L’analisi delle trasformazioni che il mondo giovanile vive nell’adesione alla fede cristiana, nelle nuove esigenze dell’evangelizzazione dei giovani e nella proposta di itinerari che consentano l’approccio alla figura di Cristo sono state ieri al centro della quarta assemblea del cammino sinodale dei giovani della diocesi di Cremona.

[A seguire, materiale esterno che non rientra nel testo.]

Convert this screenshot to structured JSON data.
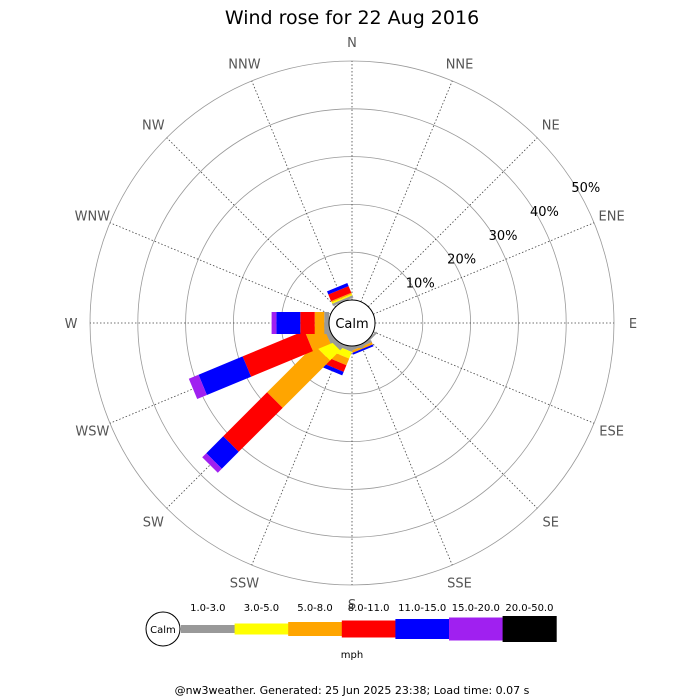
{
  "chart_data": {
    "type": "windrose",
    "title": "Wind rose for 22 Aug 2016",
    "unit": "mph",
    "calm_label": "Calm",
    "directions": [
      "N",
      "NNE",
      "NE",
      "ENE",
      "E",
      "ESE",
      "SE",
      "SSE",
      "S",
      "SSW",
      "SW",
      "WSW",
      "W",
      "WNW",
      "NW",
      "NNW"
    ],
    "radial_ticks": [
      "10%",
      "20%",
      "30%",
      "40%",
      "50%"
    ],
    "radial_values": [
      10,
      20,
      30,
      40,
      50
    ],
    "rmax": 50,
    "grid": true,
    "bins": [
      {
        "label": "1.0-3.0",
        "color": "#999999"
      },
      {
        "label": "3.0-5.0",
        "color": "#ffff00"
      },
      {
        "label": "5.0-8.0",
        "color": "#ffa500"
      },
      {
        "label": "8.0-11.0",
        "color": "#ff0000"
      },
      {
        "label": "11.0-15.0",
        "color": "#0000ff"
      },
      {
        "label": "15.0-20.0",
        "color": "#a020f0"
      },
      {
        "label": "20.0-50.0",
        "color": "#000000"
      }
    ],
    "series": [
      {
        "direction": "NNW",
        "values": [
          0.5,
          0.3,
          0.3,
          1.5,
          0.7,
          0,
          0
        ]
      },
      {
        "direction": "SSE",
        "values": [
          0.5,
          0,
          0.5,
          0,
          0.4,
          0,
          0
        ]
      },
      {
        "direction": "SE",
        "values": [
          0.4,
          0,
          0,
          0,
          0,
          0,
          0
        ]
      },
      {
        "direction": "S",
        "values": [
          0.4,
          0,
          0,
          0,
          0,
          0,
          0
        ]
      },
      {
        "direction": "SSW",
        "values": [
          0.8,
          1.5,
          1.5,
          1.5,
          0.8,
          0,
          0
        ]
      },
      {
        "direction": "SW",
        "values": [
          1,
          3,
          14,
          13,
          5,
          1.2,
          0
        ]
      },
      {
        "direction": "WSW",
        "values": [
          1,
          0,
          4,
          14,
          10,
          2.2,
          0
        ]
      },
      {
        "direction": "W",
        "values": [
          1,
          0,
          2,
          3,
          5,
          1,
          0
        ]
      }
    ]
  },
  "footer": "@nw3weather. Generated: 25 Jun 2025 23:38; Load time: 0.07 s"
}
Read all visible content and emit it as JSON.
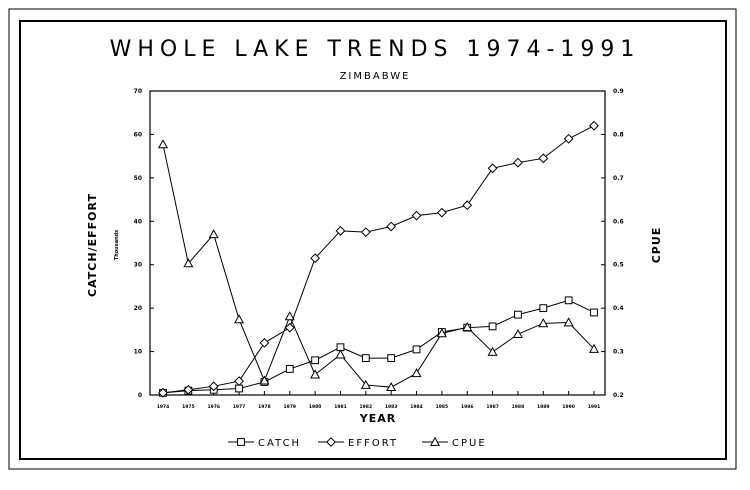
{
  "chart_data": {
    "type": "line",
    "title": "WHOLE LAKE TRENDS 1974-1991",
    "subtitle": "ZIMBABWE",
    "xlabel": "YEAR",
    "ylabel_left": "CATCH/EFFORT",
    "ylabel_left_sub": "Thousands",
    "ylabel_right": "CPUE",
    "x": [
      "1974",
      "1975",
      "1976",
      "1977",
      "1978",
      "1979",
      "1980",
      "1981",
      "1982",
      "1983",
      "1984",
      "1985",
      "1986",
      "1987",
      "1988",
      "1989",
      "1990",
      "1991"
    ],
    "ylim_left": [
      0,
      70
    ],
    "yticks_left": [
      "0",
      "10",
      "20",
      "30",
      "40",
      "50",
      "60",
      "70"
    ],
    "ylim_right": [
      0.2,
      0.9
    ],
    "yticks_right": [
      "0.2",
      "0.3",
      "0.4",
      "0.5",
      "0.6",
      "0.7",
      "0.8",
      "0.9"
    ],
    "series": [
      {
        "name": "CATCH",
        "axis": "left",
        "marker": "square",
        "values": [
          0.5,
          1.0,
          1.2,
          1.5,
          3.0,
          6.0,
          8.0,
          11.0,
          8.5,
          8.5,
          10.5,
          14.5,
          15.5,
          15.8,
          18.5,
          20.0,
          21.8,
          19.0
        ]
      },
      {
        "name": "EFFORT",
        "axis": "left",
        "marker": "diamond",
        "values": [
          0.5,
          1.2,
          2.0,
          3.2,
          12.0,
          15.5,
          31.5,
          37.8,
          37.5,
          38.8,
          41.3,
          42.0,
          43.7,
          52.2,
          53.5,
          54.5,
          59.0,
          62.0
        ]
      },
      {
        "name": "CPUE",
        "axis": "right",
        "marker": "triangle",
        "values": [
          0.777,
          0.503,
          0.57,
          0.374,
          0.233,
          0.381,
          0.247,
          0.293,
          0.223,
          0.218,
          0.25,
          0.342,
          0.356,
          0.299,
          0.34,
          0.365,
          0.367,
          0.306
        ]
      }
    ],
    "legend_position": "bottom",
    "grid": false
  }
}
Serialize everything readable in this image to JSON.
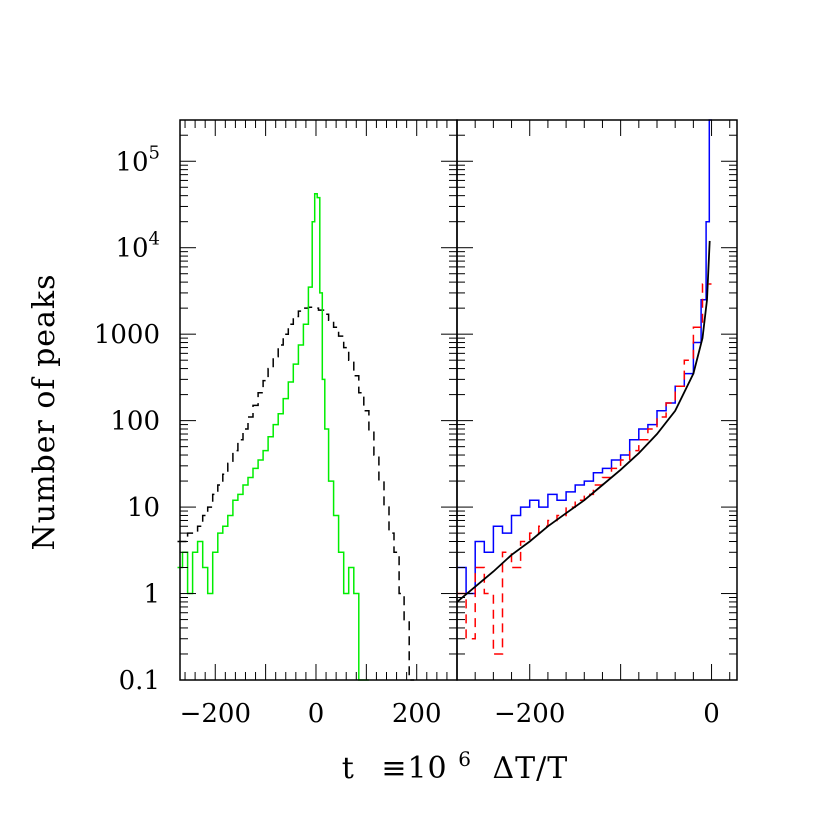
{
  "chart_data": [
    {
      "type": "line",
      "panel": "left",
      "xlim": [
        -270,
        280
      ],
      "ylim": [
        0.1,
        300000
      ],
      "yscale": "log",
      "y_tick_values": [
        0.1,
        1,
        10,
        100,
        1000,
        10000,
        100000
      ],
      "y_tick_labels": [
        {
          "mantissa": "0.1",
          "exp": ""
        },
        {
          "mantissa": "1",
          "exp": ""
        },
        {
          "mantissa": "10",
          "exp": ""
        },
        {
          "mantissa": "100",
          "exp": ""
        },
        {
          "mantissa": "1000",
          "exp": ""
        },
        {
          "mantissa": "10",
          "exp": "4"
        },
        {
          "mantissa": "10",
          "exp": "5"
        }
      ],
      "x_tick_values": [
        -200,
        0,
        200
      ],
      "x_tick_labels": [
        "−200",
        "0",
        "200"
      ],
      "ylabel": "Number of peaks",
      "series": [
        {
          "style": "black dashed step",
          "color": "#000000",
          "x": [
            -270,
            -260,
            -250,
            -240,
            -230,
            -220,
            -210,
            -200,
            -190,
            -180,
            -170,
            -160,
            -150,
            -140,
            -130,
            -120,
            -110,
            -100,
            -90,
            -80,
            -70,
            -60,
            -50,
            -40,
            -30,
            -20,
            -10,
            0,
            10,
            20,
            30,
            40,
            50,
            60,
            70,
            80,
            90,
            100,
            110,
            120,
            130,
            140,
            150,
            160,
            170,
            180,
            190
          ],
          "y": [
            4,
            4,
            5,
            5,
            6,
            8,
            10,
            14,
            18,
            24,
            32,
            45,
            60,
            80,
            110,
            150,
            210,
            290,
            400,
            550,
            750,
            1000,
            1300,
            1600,
            1850,
            2000,
            2050,
            2000,
            1900,
            1700,
            1450,
            1200,
            950,
            700,
            500,
            330,
            210,
            130,
            75,
            40,
            20,
            10,
            5,
            3,
            1,
            0.5,
            0.1
          ]
        },
        {
          "style": "green solid step",
          "color": "#00ee00",
          "x": [
            -270,
            -260,
            -250,
            -240,
            -230,
            -220,
            -210,
            -200,
            -190,
            -180,
            -170,
            -160,
            -150,
            -140,
            -130,
            -120,
            -110,
            -100,
            -90,
            -80,
            -70,
            -60,
            -50,
            -40,
            -30,
            -20,
            -10,
            -5,
            0,
            5,
            10,
            15,
            20,
            30,
            40,
            50,
            60,
            70,
            80,
            90,
            100
          ],
          "y": [
            2,
            3,
            1,
            3,
            4,
            2,
            1,
            3,
            5,
            6,
            8,
            12,
            14,
            18,
            22,
            28,
            35,
            45,
            65,
            90,
            120,
            180,
            280,
            450,
            750,
            1300,
            3500,
            20000,
            42000,
            38000,
            3000,
            300,
            80,
            20,
            8,
            3,
            1,
            2,
            1,
            0.1,
            0.1
          ]
        }
      ]
    },
    {
      "type": "line",
      "panel": "right",
      "xlim": [
        -280,
        28
      ],
      "ylim": [
        0.1,
        300000
      ],
      "yscale": "log",
      "x_tick_values": [
        -200,
        0
      ],
      "x_tick_labels": [
        "−200",
        "0"
      ],
      "xlabel_parts": {
        "t": "t",
        "eq": "≡10",
        "exp": "6",
        "rest": "ΔT/T"
      },
      "series": [
        {
          "style": "blue solid step",
          "color": "#0000ff",
          "x": [
            -275,
            -265,
            -255,
            -245,
            -235,
            -225,
            -215,
            -205,
            -195,
            -185,
            -175,
            -165,
            -155,
            -145,
            -135,
            -125,
            -115,
            -105,
            -95,
            -85,
            -75,
            -65,
            -55,
            -45,
            -35,
            -25,
            -15,
            -8,
            -4,
            -1
          ],
          "y": [
            2,
            1,
            4,
            3,
            6,
            5,
            8,
            10,
            12,
            10,
            14,
            12,
            15,
            18,
            20,
            25,
            28,
            35,
            40,
            60,
            80,
            90,
            130,
            160,
            250,
            350,
            800,
            2500,
            20000,
            300000
          ]
        },
        {
          "style": "red dashed step",
          "color": "#ff0000",
          "x": [
            -275,
            -265,
            -255,
            -245,
            -235,
            -225,
            -215,
            -205,
            -195,
            -185,
            -175,
            -165,
            -155,
            -145,
            -135,
            -125,
            -115,
            -105,
            -95,
            -85,
            -75,
            -65,
            -55,
            -45,
            -35,
            -25,
            -15,
            -5
          ],
          "y": [
            1,
            0.3,
            2,
            1,
            0.2,
            3,
            2,
            4,
            5,
            6,
            7,
            8,
            10,
            12,
            14,
            18,
            22,
            28,
            35,
            45,
            60,
            80,
            110,
            160,
            250,
            500,
            1200,
            3800
          ]
        },
        {
          "style": "black smooth curve",
          "color": "#000000",
          "x": [
            -280,
            -260,
            -240,
            -220,
            -200,
            -180,
            -160,
            -140,
            -120,
            -100,
            -80,
            -60,
            -40,
            -20,
            -10,
            -5,
            -2
          ],
          "y": [
            0.8,
            1.2,
            1.8,
            2.8,
            4,
            6,
            8.5,
            12,
            18,
            27,
            42,
            70,
            130,
            350,
            900,
            2500,
            12000
          ]
        }
      ]
    }
  ]
}
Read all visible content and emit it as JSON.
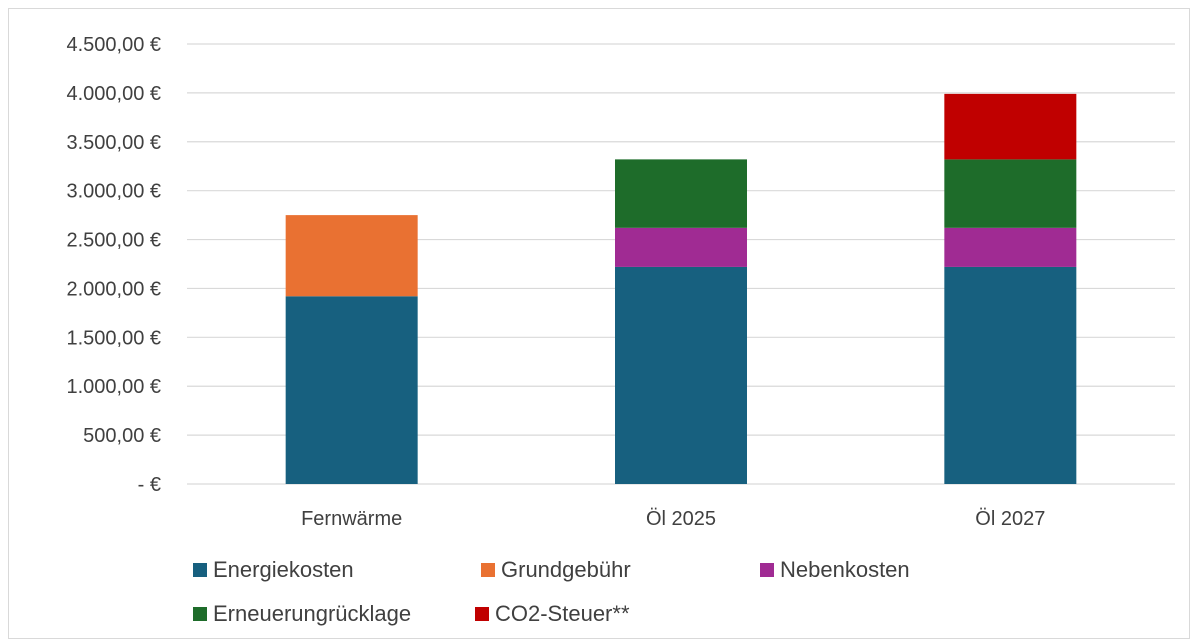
{
  "chart_data": {
    "type": "bar",
    "stacked": true,
    "categories": [
      "Fernwärme",
      "Öl 2025",
      "Öl 2027"
    ],
    "series": [
      {
        "name": "Energiekosten",
        "color": "#17607f",
        "values": [
          1920,
          2220,
          2220
        ]
      },
      {
        "name": "Grundgebühr",
        "color": "#e97132",
        "values": [
          830,
          0,
          0
        ]
      },
      {
        "name": "Nebenkosten",
        "color": "#a02b93",
        "values": [
          0,
          400,
          400
        ]
      },
      {
        "name": "Erneuerungrücklage",
        "color": "#1e6c2a",
        "values": [
          0,
          700,
          700
        ]
      },
      {
        "name": "CO2-Steuer**",
        "color": "#c00000",
        "values": [
          0,
          0,
          670
        ]
      }
    ],
    "ylim": [
      0,
      4500
    ],
    "yticks": [
      0,
      500,
      1000,
      1500,
      2000,
      2500,
      3000,
      3500,
      4000,
      4500
    ],
    "ytick_labels": [
      "-   €",
      "500,00 €",
      "1.000,00 €",
      "1.500,00 €",
      "2.000,00 €",
      "2.500,00 €",
      "3.000,00 €",
      "3.500,00 €",
      "4.000,00 €",
      "4.500,00 €"
    ],
    "grid": true,
    "legend_position": "bottom"
  }
}
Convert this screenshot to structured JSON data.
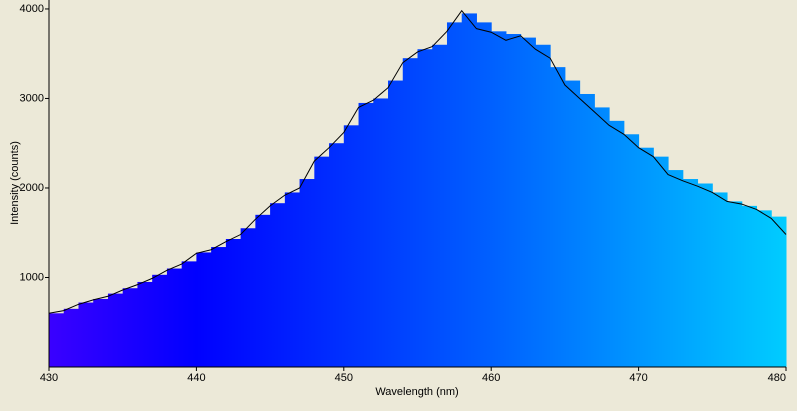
{
  "chart_data": {
    "type": "histogram",
    "xlabel": "Wavelength (nm)",
    "ylabel": "Intensity (counts)",
    "xlim": [
      430,
      480
    ],
    "xticks": [
      430,
      440,
      450,
      460,
      470,
      480
    ],
    "ylim": [
      0,
      4100
    ],
    "yticks": [
      1000,
      2000,
      3000,
      4000
    ],
    "bins": [
      430,
      431,
      432,
      433,
      434,
      435,
      436,
      437,
      438,
      439,
      440,
      441,
      442,
      443,
      444,
      445,
      446,
      447,
      448,
      449,
      450,
      451,
      452,
      453,
      454,
      455,
      456,
      457,
      458,
      459,
      460,
      461,
      462,
      463,
      464,
      465,
      466,
      467,
      468,
      469,
      470,
      471,
      472,
      473,
      474,
      475,
      476,
      477,
      478,
      479,
      480
    ],
    "counts": [
      600,
      650,
      720,
      760,
      820,
      880,
      950,
      1030,
      1100,
      1180,
      1280,
      1340,
      1430,
      1550,
      1700,
      1830,
      1950,
      2100,
      2350,
      2500,
      2700,
      2950,
      3000,
      3200,
      3450,
      3550,
      3600,
      3850,
      3950,
      3850,
      3750,
      3720,
      3680,
      3600,
      3350,
      3200,
      3050,
      2900,
      2750,
      2600,
      2450,
      2350,
      2200,
      2100,
      2050,
      1950,
      1850,
      1800,
      1750,
      1680
    ],
    "color_stops": [
      {
        "value": 430,
        "color": "#3a00ff"
      },
      {
        "value": 440,
        "color": "#0000ff"
      },
      {
        "value": 460,
        "color": "#0060ff"
      },
      {
        "value": 480,
        "color": "#00ccff"
      }
    ],
    "line": {
      "color": "#000000",
      "x": [
        430,
        431,
        432,
        433,
        434,
        435,
        436,
        437,
        438,
        439,
        440,
        441,
        442,
        443,
        444,
        445,
        446,
        447,
        448,
        449,
        450,
        451,
        452,
        453,
        454,
        455,
        456,
        457,
        458,
        459,
        460,
        461,
        462,
        463,
        464,
        465,
        466,
        467,
        468,
        469,
        470,
        471,
        472,
        473,
        474,
        475,
        476,
        477,
        478,
        479,
        480
      ],
      "values": [
        600,
        630,
        700,
        750,
        790,
        860,
        920,
        990,
        1080,
        1150,
        1270,
        1310,
        1400,
        1480,
        1650,
        1800,
        1920,
        2000,
        2300,
        2450,
        2620,
        2900,
        2980,
        3120,
        3400,
        3520,
        3580,
        3750,
        3980,
        3780,
        3740,
        3650,
        3700,
        3550,
        3450,
        3150,
        3000,
        2850,
        2700,
        2600,
        2450,
        2350,
        2150,
        2080,
        2020,
        1950,
        1850,
        1820,
        1760,
        1660,
        1480
      ]
    },
    "background": "#ece9d8"
  }
}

Il dibattito si è svolto a Casalmaggiore, nella struttura dell’oratorio “Maffei”. I lavori sono stati seguiti dal vescovo Antonio Napolioni e dal responsabile della pastorale giovanile don Paolo Arienti, coadiuvati dalla segreteria del Sinodo. La fede deve trovare, secondo mons. Napolioni, “nuove strade per raggiungere i giovani”. “Il vescovo chiede di aiutarlo. Parlateci di Dio, non della pastorale nelle nostre parrocchie – ha affermato –. Diteci a che punto siete nell’intuizione della fede”. Prima del confronto nei nove tavoli di lavoro, l’assemblea ha votato le proposizioni maturate dalla scorsa riunione, a Rivolta d’Adda nel mese di marzo sul tema del “futuro”. Due proposizioni su nove non hanno superato il quorum previsto e saranno riformulate e successivamente votate: la prima, che proponeva la domanda sul senso della vita, e la quinta sul significato della vocazione personale. Al centro del dibattito, poi, il tema della fede. Segnalata la necessità di tutor adulti nella fede che sappiano guidare nei passi da compiere personalmente, anzitutto in forza della propria esperienza di Dio. “Ineliminabile” è stata avvertita la condivisione con una comunità che sostenga l’esperienza della fede, che faccia sperimentare la sua traduzione in servizio. Il bisogno di trascendenza sperimentato da ogni giovane è stato precisato nell’invito a “conoscere il volto umano di Dio in Gesù Cristo, per non correre il rischio paradossale di una fede teorica, e non frutto di un personale incontro”. “Ai giovani – hanno sostenuto i membri del Sinodo – non va negata una catechesi solida, sostanziosa e non approssimativa, per superare la diffusa ignoranza religiosa”.